Apapun itu, belajar dari pengalaman pribadi penulis, dapat disebutkan bahwa 99,99% dari peristiwa iming-iming, selalu bersifat manipulatif dan “too good to be true” dalam artian hampir dapat dipastikan sekadar “umpan” untuk memancing kita dimana pelaku pembuat iming-iming akan berkelit dari segala janji-janjinya ataupun iming-imingnya dikemudian hari. Ingatlah selalu rumus berikut : janji-janji ataupun iming-iming tanpa jaminan, realisasinya sebatas “lidah tidak bertulang”. Tanyakanlah kepada mereka yang melontarkan iming-iming ataupun janji-janji kepada kita, “Jaminannya apa?” Bila seorang calon debitor berjanji akan melunasi hutang modal usaha yang hendak dipinjam olehnya, sang calon kreditor wajib bertanya, “Apa dan mana agunan untuk jaminan pelunasan hutangnya?” Menyesal selalu datang terlambat, sehingga mengapa juga masih ditunggu?

Persoalan ingkar janji, masyarakat kita nomor wahid. Namun perihal ditagihnya realisasi janji maupun iming-iming, masyarakat kita nomor wahid dari belakang. Lawan kata dari iming-iming, ialah janji ataupun tawaran yang disertai dengan jaminan. Ketika kita mendapati seseorang mengajukan sebuah iming-iming atau tawaran janji apapun bentuknya, selalu sertai pertanyaan berikut sebagai respons tanggapan kita, “Lantas, apa jaminannya?” Tanpa jaminan apapun, itulah yang kita namakan sebagai “omong kosong”.

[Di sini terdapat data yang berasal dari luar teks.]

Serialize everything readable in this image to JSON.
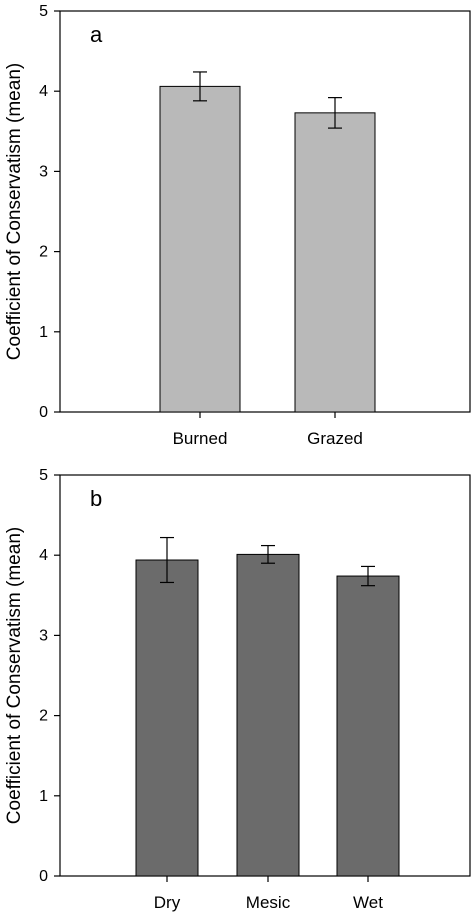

Secara singkat, ingatlah bahwa hampir seluruh iming-iming bersifat penipuan dan manipulasi penuh tipu-daya, yang tentunya juga tidak disertai jaminan apapun, bahkan tanpa juga “hitam di atas putih”. Kita berhak untuk tidak percaya serta berhak pula meminta jaminan. “Negative thinking”, sebagaimana pernah penulis ulas dalam kesempatan terpisah, merupakan hak asasi manusia itu sendiri dalam rangka “jaga diri”. Lebih baik pahit di muka, daripada pahit di belakang hari. Lebih baik tegas dan “cerewet” di muka untuk meminta jaminan ataupun “hitam di atas putih”, daripada baru “cerewet” dikemudian hari dan itu pun tidak dapat menjamin apapun ketika “nasi sudah menjadi bubur dan basi”.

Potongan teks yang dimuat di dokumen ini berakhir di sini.